Jacaranda copaia is a flowering pioneer tree belonging to the genus Jacaranda. It is native to Central America and northern South America.

==Description==
The tree is evergreen or semi-deciduous and produces bluish purple flowers from August to November. Young trees have a long trunk with no branches. Large leaves grow directly from the top of the trunk giving them an appearance similar to tree ferns. When mature, J. copaia grows to 30 to 35 m and is normally branch free for more than 50% of its height. The top consists of a "vase-shaped crown" of branches and leaves. The trunk is approximately 75 cm in diameter and has rough, dark gray bark.

==Distribution==
Jacaranda copaia is native northern South America. It is common in the Brazilian Amazon where, as a pioneer species, it colonizes gaps in the forest and areas that have been cleared.
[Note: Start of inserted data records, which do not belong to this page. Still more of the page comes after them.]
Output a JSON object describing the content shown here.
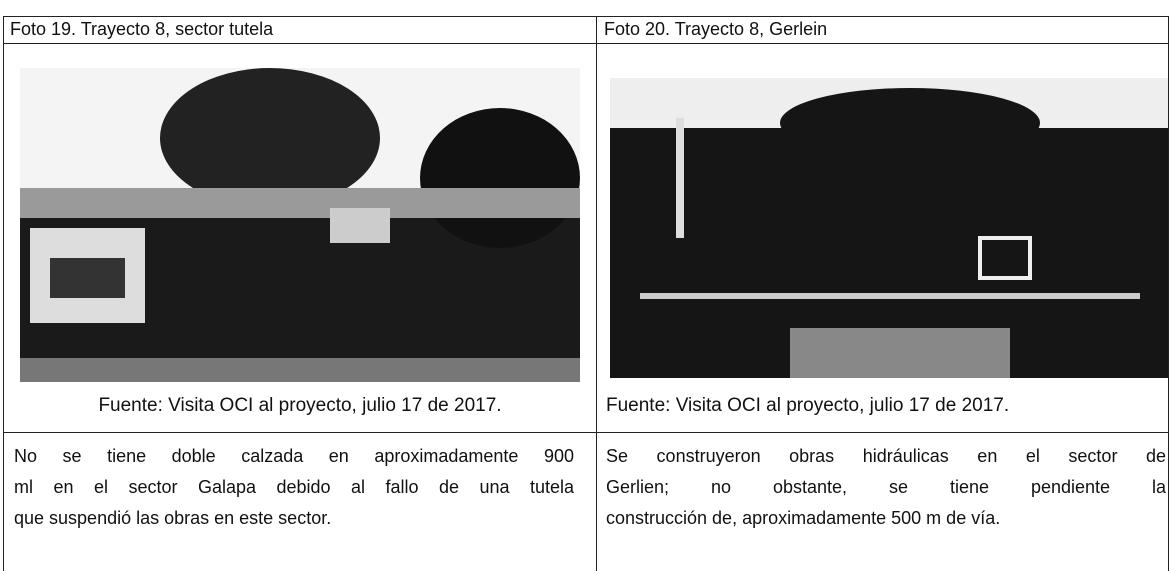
{
  "table": {
    "header": [
      "Foto 19. Trayecto 8, sector tutela",
      "Foto 20. Trayecto 8, Gerlein"
    ],
    "sources": [
      "Fuente: Visita OCI al proyecto, julio 17 de 2017.",
      "Fuente: Visita OCI al proyecto, julio 17 de 2017."
    ],
    "descriptions": [
      [
        "No se tiene doble calzada en aproximadamente 900",
        "ml en el sector Galapa debido al fallo de una tutela",
        "que suspendió las obras en este sector."
      ],
      [
        "Se construyeron obras hidráulicas en el sector de",
        "Gerlien; no obstante, se tiene pendiente la",
        "construcción de, aproximadamente 500 m de vía."
      ]
    ]
  }
}
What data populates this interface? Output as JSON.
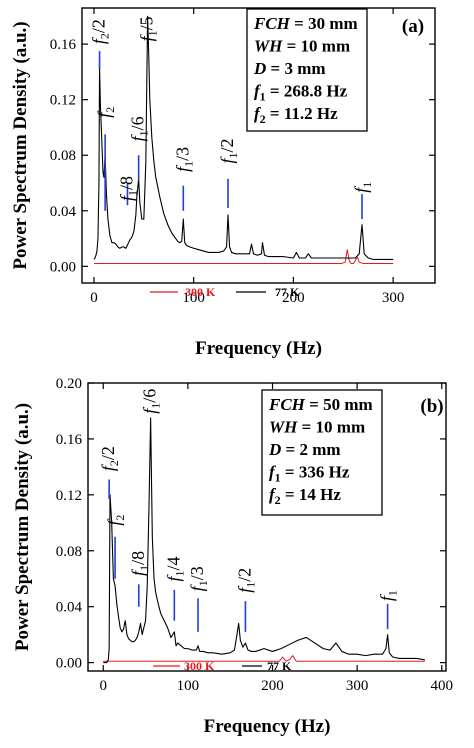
{
  "chart_data": [
    {
      "type": "line",
      "panel_label": "(a)",
      "xlabel": "Frequency (Hz)",
      "ylabel": "Power Spectrum Density (a.u.)",
      "xlim": [
        -12,
        342
      ],
      "ylim": [
        -0.012,
        0.186
      ],
      "xticks": [
        0,
        100,
        200,
        300
      ],
      "yticks": [
        0.0,
        0.04,
        0.08,
        0.12,
        0.16
      ],
      "ytick_labels": [
        "0.00",
        "0.04",
        "0.08",
        "0.12",
        "0.16"
      ],
      "grid": false,
      "info_lines": [
        {
          "italic": "FCH",
          "rest": " = 30 mm"
        },
        {
          "italic": "WH",
          "rest": " = 10 mm"
        },
        {
          "italic": "D",
          "rest": " = 3 mm"
        },
        {
          "italic": "f",
          "sub": "1",
          "rest": " = 268.8 Hz"
        },
        {
          "italic": "f",
          "sub": "2",
          "rest": " = 11.2 Hz"
        }
      ],
      "legend": [
        {
          "name": "300 K",
          "color": "#e31a1c"
        },
        {
          "name": "77 K",
          "color": "#000000"
        }
      ],
      "annotations": [
        {
          "label": "f",
          "sub": "2",
          "suffix": "/2",
          "x": 5.6,
          "line_y": [
            0.142,
            0.155
          ],
          "text_y": 0.16
        },
        {
          "label": "f",
          "sub": "2",
          "suffix": "",
          "x": 11.2,
          "line_y": [
            0.04,
            0.095
          ],
          "text_y": 0.107
        },
        {
          "label": "f",
          "sub": "1",
          "suffix": "/8",
          "x": 33.6,
          "line_y": [
            0.044,
            0.06
          ],
          "text_y": 0.047
        },
        {
          "label": "f",
          "sub": "1",
          "suffix": "/6",
          "x": 44.8,
          "line_y": [
            0.062,
            0.08
          ],
          "text_y": 0.09
        },
        {
          "label": "f",
          "sub": "1",
          "suffix": "/5",
          "x": 53.8,
          "line_y": null,
          "text_y": 0.162
        },
        {
          "label": "f",
          "sub": "1",
          "suffix": "/3",
          "x": 89.6,
          "line_y": [
            0.04,
            0.058
          ],
          "text_y": 0.068
        },
        {
          "label": "f",
          "sub": "1",
          "suffix": "/2",
          "x": 134.4,
          "line_y": [
            0.042,
            0.063
          ],
          "text_y": 0.074
        },
        {
          "label": "f",
          "sub": "1",
          "suffix": "",
          "x": 268.8,
          "line_y": [
            0.034,
            0.052
          ],
          "text_y": 0.053
        }
      ],
      "series": [
        {
          "name": "77 K",
          "color": "#000000",
          "x": [
            0,
            1,
            2,
            3,
            4,
            5,
            5.6,
            6.5,
            8,
            9,
            10,
            11.2,
            12.5,
            14,
            16,
            18,
            20,
            22,
            24,
            26,
            28,
            30,
            32,
            34,
            36,
            38,
            40,
            42,
            43,
            44.8,
            46,
            48,
            50,
            52,
            53.8,
            55,
            56,
            58,
            60,
            62,
            64,
            66,
            68,
            70,
            72,
            74,
            76,
            78,
            80,
            82,
            84,
            86,
            88,
            89.6,
            91,
            93,
            96,
            100,
            105,
            110,
            115,
            120,
            125,
            130,
            133,
            134.4,
            136,
            138,
            142,
            148,
            152,
            156,
            158,
            160,
            164,
            168,
            169,
            171,
            175,
            180,
            190,
            200,
            203,
            206,
            212,
            215,
            218,
            225,
            235,
            245,
            255,
            262,
            266,
            268.8,
            271,
            275,
            280,
            290,
            300
          ],
          "y": [
            0.005,
            0.006,
            0.008,
            0.011,
            0.02,
            0.06,
            0.143,
            0.115,
            0.088,
            0.068,
            0.064,
            0.08,
            0.052,
            0.034,
            0.022,
            0.017,
            0.017,
            0.016,
            0.014,
            0.013,
            0.014,
            0.014,
            0.013,
            0.016,
            0.019,
            0.021,
            0.025,
            0.037,
            0.05,
            0.063,
            0.046,
            0.034,
            0.034,
            0.075,
            0.18,
            0.15,
            0.12,
            0.093,
            0.076,
            0.064,
            0.057,
            0.05,
            0.044,
            0.038,
            0.034,
            0.03,
            0.027,
            0.024,
            0.022,
            0.02,
            0.018,
            0.017,
            0.018,
            0.034,
            0.017,
            0.015,
            0.014,
            0.013,
            0.012,
            0.011,
            0.01,
            0.01,
            0.01,
            0.011,
            0.014,
            0.037,
            0.014,
            0.01,
            0.009,
            0.009,
            0.009,
            0.009,
            0.016,
            0.009,
            0.008,
            0.009,
            0.017,
            0.008,
            0.007,
            0.007,
            0.007,
            0.006,
            0.01,
            0.006,
            0.006,
            0.009,
            0.006,
            0.006,
            0.006,
            0.006,
            0.006,
            0.006,
            0.009,
            0.03,
            0.009,
            0.006,
            0.005,
            0.005,
            0.005
          ]
        },
        {
          "name": "300 K",
          "color": "#e31a1c",
          "x": [
            0,
            50,
            100,
            150,
            200,
            240,
            248,
            252,
            254,
            256,
            258,
            260,
            262,
            264,
            266,
            270,
            280,
            290,
            300
          ],
          "y": [
            0.002,
            0.002,
            0.002,
            0.002,
            0.002,
            0.002,
            0.002,
            0.003,
            0.012,
            0.004,
            0.002,
            0.002,
            0.004,
            0.007,
            0.003,
            0.002,
            0.002,
            0.002,
            0.002
          ]
        }
      ]
    },
    {
      "type": "line",
      "panel_label": "(b)",
      "xlabel": "Frequency (Hz)",
      "ylabel": "Power Spectrum Density (a.u.)",
      "xlim": [
        -18,
        405
      ],
      "ylim": [
        -0.006,
        0.2
      ],
      "xticks": [
        0,
        100,
        200,
        300,
        400
      ],
      "yticks": [
        0.0,
        0.04,
        0.08,
        0.12,
        0.16,
        0.2
      ],
      "ytick_labels": [
        "0.00",
        "0.04",
        "0.08",
        "0.12",
        "0.16",
        "0.20"
      ],
      "grid": false,
      "info_lines": [
        {
          "italic": "FCH",
          "rest": " = 50 mm"
        },
        {
          "italic": "WH",
          "rest": " = 10 mm"
        },
        {
          "italic": "D",
          "rest": " = 2 mm"
        },
        {
          "italic": "f",
          "sub": "1",
          "rest": " = 336 Hz"
        },
        {
          "italic": "f",
          "sub": "2",
          "rest": " = 14 Hz"
        }
      ],
      "legend": [
        {
          "name": "300 K",
          "color": "#e31a1c"
        },
        {
          "name": "77 K",
          "color": "#000000"
        }
      ],
      "annotations": [
        {
          "label": "f",
          "sub": "2",
          "suffix": "/2",
          "x": 7,
          "line_y": [
            0.117,
            0.131
          ],
          "text_y": 0.137
        },
        {
          "label": "f",
          "sub": "2",
          "suffix": "",
          "x": 14,
          "line_y": [
            0.06,
            0.09
          ],
          "text_y": 0.098
        },
        {
          "label": "f",
          "sub": "1",
          "suffix": "/8",
          "x": 42,
          "line_y": [
            0.04,
            0.056
          ],
          "text_y": 0.062
        },
        {
          "label": "f",
          "sub": "1",
          "suffix": "/6",
          "x": 56,
          "line_y": null,
          "text_y": 0.178
        },
        {
          "label": "f",
          "sub": "1",
          "suffix": "/4",
          "x": 84,
          "line_y": [
            0.03,
            0.052
          ],
          "text_y": 0.058
        },
        {
          "label": "f",
          "sub": "1",
          "suffix": "/3",
          "x": 112,
          "line_y": [
            0.022,
            0.046
          ],
          "text_y": 0.051
        },
        {
          "label": "f",
          "sub": "1",
          "suffix": "/2",
          "x": 168,
          "line_y": [
            0.022,
            0.044
          ],
          "text_y": 0.05
        },
        {
          "label": "f",
          "sub": "1",
          "suffix": "",
          "x": 336,
          "line_y": [
            0.024,
            0.042
          ],
          "text_y": 0.044
        }
      ],
      "series": [
        {
          "name": "77 K",
          "color": "#000000",
          "x": [
            0,
            4,
            6,
            7,
            8,
            10,
            12,
            14,
            16,
            18,
            20,
            22,
            24,
            26,
            28,
            30,
            32,
            34,
            36,
            38,
            40,
            42,
            44,
            46,
            48,
            50,
            52,
            54,
            56,
            58,
            60,
            62,
            65,
            68,
            72,
            76,
            80,
            84,
            86,
            88,
            92,
            96,
            100,
            105,
            110,
            112,
            114,
            118,
            124,
            130,
            140,
            150,
            155,
            158,
            160,
            162,
            165,
            168,
            171,
            175,
            180,
            190,
            200,
            210,
            220,
            230,
            240,
            250,
            260,
            268,
            275,
            282,
            290,
            300,
            310,
            320,
            330,
            334,
            336,
            338,
            342,
            350,
            360,
            370,
            380
          ],
          "y": [
            0,
            0,
            0.002,
            0.01,
            0.12,
            0.1,
            0.06,
            0.055,
            0.042,
            0.033,
            0.025,
            0.022,
            0.024,
            0.03,
            0.02,
            0.017,
            0.016,
            0.015,
            0.015,
            0.016,
            0.018,
            0.022,
            0.028,
            0.02,
            0.025,
            0.03,
            0.055,
            0.11,
            0.175,
            0.09,
            0.06,
            0.05,
            0.042,
            0.035,
            0.03,
            0.025,
            0.018,
            0.022,
            0.012,
            0.014,
            0.012,
            0.01,
            0.01,
            0.009,
            0.009,
            0.012,
            0.008,
            0.008,
            0.007,
            0.007,
            0.006,
            0.007,
            0.009,
            0.02,
            0.028,
            0.016,
            0.011,
            0.014,
            0.009,
            0.008,
            0.008,
            0.01,
            0.008,
            0.01,
            0.013,
            0.016,
            0.018,
            0.014,
            0.01,
            0.009,
            0.014,
            0.008,
            0.006,
            0.006,
            0.005,
            0.006,
            0.006,
            0.01,
            0.02,
            0.007,
            0.004,
            0.003,
            0.003,
            0.003,
            0.002
          ]
        },
        {
          "name": "300 K",
          "color": "#e31a1c",
          "x": [
            0,
            50,
            100,
            150,
            200,
            208,
            212,
            216,
            220,
            224,
            228,
            240,
            260,
            300,
            340,
            380
          ],
          "y": [
            0.001,
            0.001,
            0.001,
            0.001,
            0.001,
            0.001,
            0.004,
            0.001,
            0.002,
            0.005,
            0.001,
            0.001,
            0.001,
            0.001,
            0.001,
            0.001
          ]
        }
      ]
    }
  ]
}
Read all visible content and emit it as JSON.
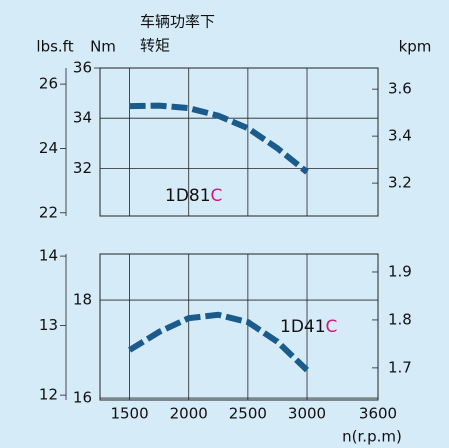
{
  "chart_data": [
    {
      "type": "line",
      "title": [
        "车辆功率下",
        "转矩"
      ],
      "ylabel": "Nm",
      "y2label": "kpm",
      "y3label": "lbs.ft",
      "label": [
        "1D81",
        "C"
      ],
      "x": [
        1500,
        1750,
        2000,
        2250,
        2500,
        2750,
        3000
      ],
      "series": [
        {
          "color": "#1b5b8c",
          "values": [
            34.48,
            34.5,
            34.4,
            34.1,
            33.6,
            32.8,
            31.85
          ]
        }
      ],
      "xlim": [
        1250,
        3600
      ],
      "xticks": [
        1500,
        2000,
        2500,
        3000
      ],
      "ylim": [
        30.1,
        36
      ],
      "yticks": [
        32,
        34,
        36
      ],
      "y2lim": [
        3.06,
        3.69
      ],
      "y2ticks": [
        3.2,
        3.4,
        3.6
      ],
      "y3lim": [
        21.9,
        26.5
      ],
      "y3ticks": [
        22,
        24,
        26
      ],
      "grid": true
    },
    {
      "type": "line",
      "xlabel": "n(r.p.m)",
      "label": [
        "1D41",
        "C"
      ],
      "x": [
        1500,
        1750,
        2000,
        2250,
        2500,
        2750,
        3000
      ],
      "series": [
        {
          "color": "#1b5b8c",
          "values": [
            16.98,
            17.35,
            17.63,
            17.7,
            17.55,
            17.15,
            16.57
          ]
        }
      ],
      "xlim": [
        1250,
        3600
      ],
      "xticks": [
        1500,
        2000,
        2500,
        3000,
        3600
      ],
      "ylim": [
        15.96,
        18.94
      ],
      "yticks": [
        16,
        18
      ],
      "y2lim": [
        1.633,
        1.9375
      ],
      "y2ticks": [
        1.7,
        1.8,
        1.9
      ],
      "y3lim": [
        11.93,
        14.03
      ],
      "y3ticks": [
        12,
        13,
        14
      ],
      "grid": true
    }
  ]
}
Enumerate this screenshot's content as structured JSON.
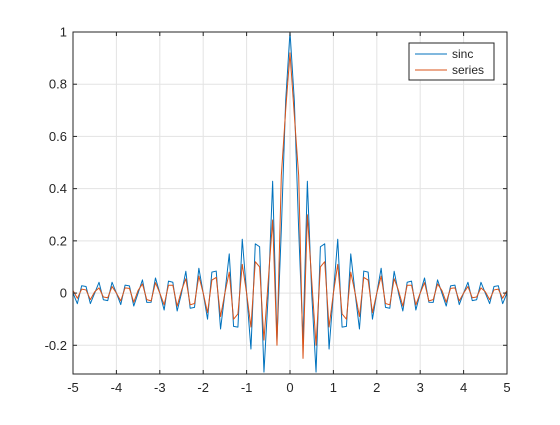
{
  "chart_data": {
    "type": "line",
    "title": "",
    "xlabel": "",
    "ylabel": "",
    "xlim": [
      -5,
      5
    ],
    "ylim": [
      -0.31,
      1
    ],
    "xticks": [
      -5,
      -4,
      -3,
      -2,
      -1,
      0,
      1,
      2,
      3,
      4,
      5
    ],
    "xtick_labels": [
      "-5",
      "-4",
      "-3",
      "-2",
      "-1",
      "0",
      "1",
      "2",
      "3",
      "4",
      "5"
    ],
    "yticks": [
      -0.2,
      0,
      0.2,
      0.4,
      0.6,
      0.8,
      1
    ],
    "ytick_labels": [
      "-0.2",
      "0",
      "0.2",
      "0.4",
      "0.6",
      "0.8",
      "1"
    ],
    "grid": true,
    "legend_position": "top-right",
    "series": [
      {
        "name": "sinc",
        "color": "#0072BD",
        "x": [
          -5,
          -4.9,
          -4.8,
          -4.7,
          -4.6,
          -4.5,
          -4.4,
          -4.3,
          -4.2,
          -4.1,
          -4,
          -3.9,
          -3.8,
          -3.7,
          -3.6,
          -3.5,
          -3.4,
          -3.3,
          -3.2,
          -3.1,
          -3,
          -2.9,
          -2.8,
          -2.7,
          -2.6,
          -2.5,
          -2.4,
          -2.3,
          -2.2,
          -2.1,
          -2,
          -1.9,
          -1.8,
          -1.7,
          -1.6,
          -1.5,
          -1.4,
          -1.3,
          -1.2,
          -1.1,
          -1,
          -0.9,
          -0.8,
          -0.7,
          -0.6,
          -0.5,
          -0.4,
          -0.3,
          -0.2,
          -0.1,
          0,
          0.1,
          0.2,
          0.3,
          0.4,
          0.5,
          0.6,
          0.7,
          0.8,
          0.9,
          1,
          1.1,
          1.2,
          1.3,
          1.4,
          1.5,
          1.6,
          1.7,
          1.8,
          1.9,
          2,
          2.1,
          2.2,
          2.3,
          2.4,
          2.5,
          2.6,
          2.7,
          2.8,
          2.9,
          3,
          3.1,
          3.2,
          3.3,
          3.4,
          3.5,
          3.6,
          3.7,
          3.8,
          3.9,
          4,
          4.1,
          4.2,
          4.3,
          4.4,
          4.5,
          4.6,
          4.7,
          4.8,
          4.9,
          5
        ],
        "y": [
          0,
          -0.0406,
          0.0281,
          0.0253,
          -0.0404,
          0,
          0.0412,
          -0.0258,
          -0.0289,
          0.0413,
          0,
          -0.0441,
          0.0303,
          0.0277,
          -0.0497,
          0,
          0.0505,
          -0.0357,
          -0.0351,
          0.0579,
          0,
          -0.0649,
          0.0457,
          0.0415,
          -0.0686,
          0,
          0.0834,
          -0.0581,
          -0.0547,
          0.0952,
          0,
          -0.1,
          0.0803,
          0.0843,
          -0.1376,
          0,
          0.1499,
          -0.1278,
          -0.1304,
          0.2063,
          0,
          -0.2144,
          0.1886,
          0.1774,
          -0.3027,
          0,
          0.4281,
          -0.1821,
          0.2425,
          0.7356,
          1,
          0.7356,
          0.2425,
          -0.1821,
          0.4281,
          0,
          -0.3027,
          0.1774,
          0.1886,
          -0.2144,
          0,
          0.2063,
          -0.1304,
          -0.1278,
          0.1499,
          0,
          -0.1376,
          0.0843,
          0.0803,
          -0.1,
          0,
          0.0952,
          -0.0547,
          -0.0581,
          0.0834,
          0,
          -0.0686,
          0.0415,
          0.0457,
          -0.0649,
          0,
          0.0579,
          -0.0351,
          -0.0357,
          0.0505,
          0,
          -0.0497,
          0.0277,
          0.0303,
          -0.0441,
          0,
          0.0413,
          -0.0289,
          -0.0258,
          0.0412,
          0,
          -0.0404,
          0.0253,
          0.0281,
          -0.0406,
          0
        ]
      },
      {
        "name": "series",
        "color": "#D95319",
        "x": [
          -5,
          -4.9,
          -4.8,
          -4.7,
          -4.6,
          -4.5,
          -4.4,
          -4.3,
          -4.2,
          -4.1,
          -4,
          -3.9,
          -3.8,
          -3.7,
          -3.6,
          -3.5,
          -3.4,
          -3.3,
          -3.2,
          -3.1,
          -3,
          -2.9,
          -2.8,
          -2.7,
          -2.6,
          -2.5,
          -2.4,
          -2.3,
          -2.2,
          -2.1,
          -2,
          -1.9,
          -1.8,
          -1.7,
          -1.6,
          -1.5,
          -1.4,
          -1.3,
          -1.2,
          -1.1,
          -1,
          -0.9,
          -0.8,
          -0.7,
          -0.6,
          -0.5,
          -0.4,
          -0.3,
          -0.2,
          -0.1,
          0,
          0.1,
          0.2,
          0.3,
          0.4,
          0.5,
          0.6,
          0.7,
          0.8,
          0.9,
          1,
          1.1,
          1.2,
          1.3,
          1.4,
          1.5,
          1.6,
          1.7,
          1.8,
          1.9,
          2,
          2.1,
          2.2,
          2.3,
          2.4,
          2.5,
          2.6,
          2.7,
          2.8,
          2.9,
          3,
          3.1,
          3.2,
          3.3,
          3.4,
          3.5,
          3.6,
          3.7,
          3.8,
          3.9,
          4,
          4.1,
          4.2,
          4.3,
          4.4,
          4.5,
          4.6,
          4.7,
          4.8,
          4.9,
          5
        ],
        "y": [
          0.01,
          -0.02,
          0.015,
          0.012,
          -0.025,
          0.005,
          0.02,
          -0.015,
          -0.018,
          0.025,
          0,
          -0.03,
          0.02,
          0.018,
          -0.035,
          0.01,
          0.035,
          -0.025,
          -0.03,
          0.04,
          0,
          -0.045,
          0.03,
          0.03,
          -0.05,
          0.01,
          0.055,
          -0.045,
          -0.04,
          0.065,
          0,
          -0.075,
          0.05,
          0.06,
          -0.09,
          0,
          0.08,
          -0.1,
          -0.08,
          0.11,
          0,
          -0.13,
          0.12,
          0.1,
          -0.18,
          0.05,
          0.28,
          -0.2,
          0.45,
          0.7,
          0.92,
          0.68,
          0.45,
          -0.25,
          0.3,
          0.05,
          -0.2,
          0.1,
          0.12,
          -0.13,
          0,
          0.11,
          -0.08,
          -0.1,
          0.08,
          0,
          -0.09,
          0.06,
          0.05,
          -0.075,
          0,
          0.065,
          -0.04,
          -0.045,
          0.055,
          0.01,
          -0.05,
          0.03,
          0.03,
          -0.045,
          0,
          0.04,
          -0.03,
          -0.025,
          0.035,
          0.01,
          -0.035,
          0.018,
          0.02,
          -0.03,
          0,
          0.025,
          -0.018,
          -0.015,
          0.02,
          0.005,
          -0.025,
          0.012,
          0.015,
          -0.02,
          0.01
        ]
      }
    ]
  }
}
It is also native to Central America.

==Uses==
During the dry season, the leafy branches are burned as a way to repel biting insects. The bark has been used as a laxative and to treat dysentery and syphilis. The leaves have been used to treat leishmaniasis, fevers, yaws and ringworm. The Guyana Patamona use the juice of young leaves to treat persistent sores. The native people in Kurupukari, Guyana, also use parts of the tree for treating ulcers and sores.